Another Exercism exercise. This time round, I was working with the Option type, the equivalent of Maybe in Elm.

With the following piece of code:

import gleam/bool
import gleam/option.{type Option}

pub type Player {
  Player(name: Option(String), level: Int, health: Int, mana: Option(Int))
}

pub fn revive(player: Player) -> Option(Player) {
  case player.health {
    0 -> Some(Player(..player, health: 100))
      |> option.map(fn(p) {
        use <- bool.guard(when: p.level >= 10, return: Player(..p, mana: 100))
        p
      })
    _ -> None
  }
}

I was getting the following compilation error:

error: Unknown variable
   ┌─ /src/main.gleam:10:10
100 -> Some(Player(..player, health: 100))
   │          ^^^^

The custom type variant constructor `Some` is not in scope here.

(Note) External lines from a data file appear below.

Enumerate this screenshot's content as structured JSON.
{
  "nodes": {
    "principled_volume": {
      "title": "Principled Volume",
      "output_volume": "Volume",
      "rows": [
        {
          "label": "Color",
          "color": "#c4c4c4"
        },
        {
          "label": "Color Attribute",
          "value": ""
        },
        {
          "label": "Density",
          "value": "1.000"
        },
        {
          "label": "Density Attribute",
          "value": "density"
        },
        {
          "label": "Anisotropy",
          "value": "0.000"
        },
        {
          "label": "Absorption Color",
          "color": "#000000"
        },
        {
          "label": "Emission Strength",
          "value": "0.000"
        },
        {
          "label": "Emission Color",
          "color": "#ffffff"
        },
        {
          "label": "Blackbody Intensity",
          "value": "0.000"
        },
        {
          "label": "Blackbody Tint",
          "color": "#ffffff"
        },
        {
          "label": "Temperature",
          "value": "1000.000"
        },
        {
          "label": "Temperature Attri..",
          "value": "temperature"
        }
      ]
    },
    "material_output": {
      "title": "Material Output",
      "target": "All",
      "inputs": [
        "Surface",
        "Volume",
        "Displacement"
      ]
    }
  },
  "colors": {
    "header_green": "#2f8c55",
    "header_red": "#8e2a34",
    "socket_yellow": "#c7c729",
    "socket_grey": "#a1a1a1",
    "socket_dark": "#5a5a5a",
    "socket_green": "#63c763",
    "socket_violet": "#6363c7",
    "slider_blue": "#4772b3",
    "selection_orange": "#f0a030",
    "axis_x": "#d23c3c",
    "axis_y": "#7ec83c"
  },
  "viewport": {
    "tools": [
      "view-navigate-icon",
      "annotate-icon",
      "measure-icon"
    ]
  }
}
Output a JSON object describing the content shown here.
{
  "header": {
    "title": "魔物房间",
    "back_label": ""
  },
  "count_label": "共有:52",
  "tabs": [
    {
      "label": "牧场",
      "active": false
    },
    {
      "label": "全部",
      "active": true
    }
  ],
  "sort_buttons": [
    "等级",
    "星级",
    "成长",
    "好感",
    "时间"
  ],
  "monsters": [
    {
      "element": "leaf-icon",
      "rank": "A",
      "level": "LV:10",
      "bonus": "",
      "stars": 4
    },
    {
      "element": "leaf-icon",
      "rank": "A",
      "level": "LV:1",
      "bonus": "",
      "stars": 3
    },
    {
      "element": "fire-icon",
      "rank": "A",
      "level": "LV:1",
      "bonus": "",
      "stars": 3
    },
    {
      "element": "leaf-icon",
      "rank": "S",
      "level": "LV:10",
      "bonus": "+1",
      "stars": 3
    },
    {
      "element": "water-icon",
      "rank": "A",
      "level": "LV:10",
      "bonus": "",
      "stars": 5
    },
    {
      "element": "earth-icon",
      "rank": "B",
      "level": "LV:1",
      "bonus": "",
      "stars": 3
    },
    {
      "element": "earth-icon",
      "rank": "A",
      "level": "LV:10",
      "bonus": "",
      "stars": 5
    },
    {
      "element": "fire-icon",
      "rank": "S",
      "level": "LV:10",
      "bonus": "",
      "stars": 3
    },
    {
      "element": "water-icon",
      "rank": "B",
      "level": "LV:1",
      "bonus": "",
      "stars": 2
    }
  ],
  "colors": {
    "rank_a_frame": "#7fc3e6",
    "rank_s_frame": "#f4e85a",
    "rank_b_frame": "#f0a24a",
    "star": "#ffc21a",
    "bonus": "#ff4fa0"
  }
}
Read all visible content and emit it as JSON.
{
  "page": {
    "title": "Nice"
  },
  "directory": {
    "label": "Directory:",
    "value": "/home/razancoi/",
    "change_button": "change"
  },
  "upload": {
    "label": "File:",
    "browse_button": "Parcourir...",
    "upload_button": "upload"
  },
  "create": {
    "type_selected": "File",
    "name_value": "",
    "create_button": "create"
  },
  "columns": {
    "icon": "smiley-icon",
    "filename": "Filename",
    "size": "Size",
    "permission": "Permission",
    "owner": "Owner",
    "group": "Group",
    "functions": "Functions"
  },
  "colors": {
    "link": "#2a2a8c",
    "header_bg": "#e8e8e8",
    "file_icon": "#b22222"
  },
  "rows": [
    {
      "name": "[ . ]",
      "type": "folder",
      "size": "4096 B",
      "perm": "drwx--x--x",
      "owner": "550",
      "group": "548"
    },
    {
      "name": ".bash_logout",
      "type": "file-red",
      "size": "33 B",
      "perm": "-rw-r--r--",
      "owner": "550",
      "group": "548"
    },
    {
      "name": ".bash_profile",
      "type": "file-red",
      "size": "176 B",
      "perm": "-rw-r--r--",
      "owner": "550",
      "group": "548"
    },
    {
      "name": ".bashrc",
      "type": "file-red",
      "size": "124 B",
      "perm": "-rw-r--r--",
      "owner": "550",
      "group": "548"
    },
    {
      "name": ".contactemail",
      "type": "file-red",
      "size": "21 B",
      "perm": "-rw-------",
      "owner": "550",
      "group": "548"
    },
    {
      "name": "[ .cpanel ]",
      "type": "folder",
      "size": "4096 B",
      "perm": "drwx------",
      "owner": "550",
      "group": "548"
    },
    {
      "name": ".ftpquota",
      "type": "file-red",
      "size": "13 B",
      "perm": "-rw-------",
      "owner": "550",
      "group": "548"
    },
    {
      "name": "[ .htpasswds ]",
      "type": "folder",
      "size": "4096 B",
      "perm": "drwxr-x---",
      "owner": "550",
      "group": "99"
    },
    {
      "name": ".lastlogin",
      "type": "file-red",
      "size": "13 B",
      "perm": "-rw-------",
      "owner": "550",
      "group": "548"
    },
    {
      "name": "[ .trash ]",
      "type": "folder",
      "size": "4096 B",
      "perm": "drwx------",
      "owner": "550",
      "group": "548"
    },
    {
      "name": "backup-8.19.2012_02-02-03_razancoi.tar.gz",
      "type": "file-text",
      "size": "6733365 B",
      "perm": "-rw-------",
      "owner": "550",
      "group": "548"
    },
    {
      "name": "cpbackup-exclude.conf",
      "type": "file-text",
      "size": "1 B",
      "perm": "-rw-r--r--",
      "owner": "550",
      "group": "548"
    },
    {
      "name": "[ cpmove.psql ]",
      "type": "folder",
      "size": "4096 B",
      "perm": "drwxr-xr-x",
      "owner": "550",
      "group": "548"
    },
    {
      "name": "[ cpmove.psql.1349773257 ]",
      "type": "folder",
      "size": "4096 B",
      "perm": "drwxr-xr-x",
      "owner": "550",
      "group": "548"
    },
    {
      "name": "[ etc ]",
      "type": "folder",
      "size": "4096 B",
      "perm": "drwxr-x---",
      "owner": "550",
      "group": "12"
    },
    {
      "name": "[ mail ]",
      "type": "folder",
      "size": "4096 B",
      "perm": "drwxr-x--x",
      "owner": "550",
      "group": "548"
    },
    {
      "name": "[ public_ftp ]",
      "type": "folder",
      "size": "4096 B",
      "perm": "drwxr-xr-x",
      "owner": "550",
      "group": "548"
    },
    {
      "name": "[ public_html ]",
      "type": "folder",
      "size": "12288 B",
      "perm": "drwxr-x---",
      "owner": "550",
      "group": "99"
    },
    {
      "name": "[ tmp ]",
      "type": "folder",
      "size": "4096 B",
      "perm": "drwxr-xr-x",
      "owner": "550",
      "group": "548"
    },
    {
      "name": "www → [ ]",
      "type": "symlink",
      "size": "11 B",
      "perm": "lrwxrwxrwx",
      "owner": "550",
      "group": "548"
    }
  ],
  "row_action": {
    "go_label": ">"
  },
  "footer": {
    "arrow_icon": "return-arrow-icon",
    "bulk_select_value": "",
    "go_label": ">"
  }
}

error: Unknown type for record access
   ┌─ /src/main.gleam:12:33
12 │         use <- bool.guard(when: p.level >= 10, return: Player(..p, mana: 100))
   │                                 ^ I don't know what type this is

In order to access a record field we need to know what type it is, but I
can't tell the type here. Try adding type annotations to your function and
try again.

error: Type mismatch
   ┌─ /src/main.gleam:12:68
12 │         use <- bool.guard(when: p.level >= 10, return: Player(..p, mana: 100))
   │                                                                    ^^^^^^^^^

Expected type:

    Option(Int)

Found type:

    Int

error: Unknown variable
   ┌─ /src/main.gleam:15:10
15 │     _ -> None
   │          ^^^^

The custom type variant constructor `None` is not in scope here.

What happened was that, even if I imported Option in the second line, I did not import the constructors:

-import gleam/option.{type Option}
+import gleam/option.{type Option, Some, None}

Then, afterward, I will need to fix the mana to use Some:

-        use <- bool.guard(when: p.level >= 10, return: Player(..p, mana: 100))
+        use <- bool.guard(when: p.level >= 10, return: Player(..p, mana: Some(100)))

Re-reading Type imports, I quote the following:

Unlike functions, Gleam types are commonly imported in an unqualified way.

Since the Some and None are constructor functions of the Option type, I needed to import it since these are not native types of the language.

As for the Result type, it seems to be native type. Therefore, I did not need to import Ok or Error when working with the Result type.


I refactored my solution for the revive function to something like:

pub fn revive(player: Player) -> Option(Player) {
  case player.health {
    0 -> Some(Player(..player, health: 100))
      |> option.map(revive_with_full_mana)
    _ -> None
  }
}

fn revive_with_full_mana(player: Player) -> Player {
  use <- bool.guard(when: player.level < 10, return: player)
  Player(..player, mana: Some(100))
}

At least if we needed to write tests for revive_with_full_mana, we can do so instead of chucking it into an inline function in the original implementation. Plus, early return concept from Go, too.

I am still not very sure if the use <- bool.guard will be readable over time as compared to case statements (more verbose, more lines of code).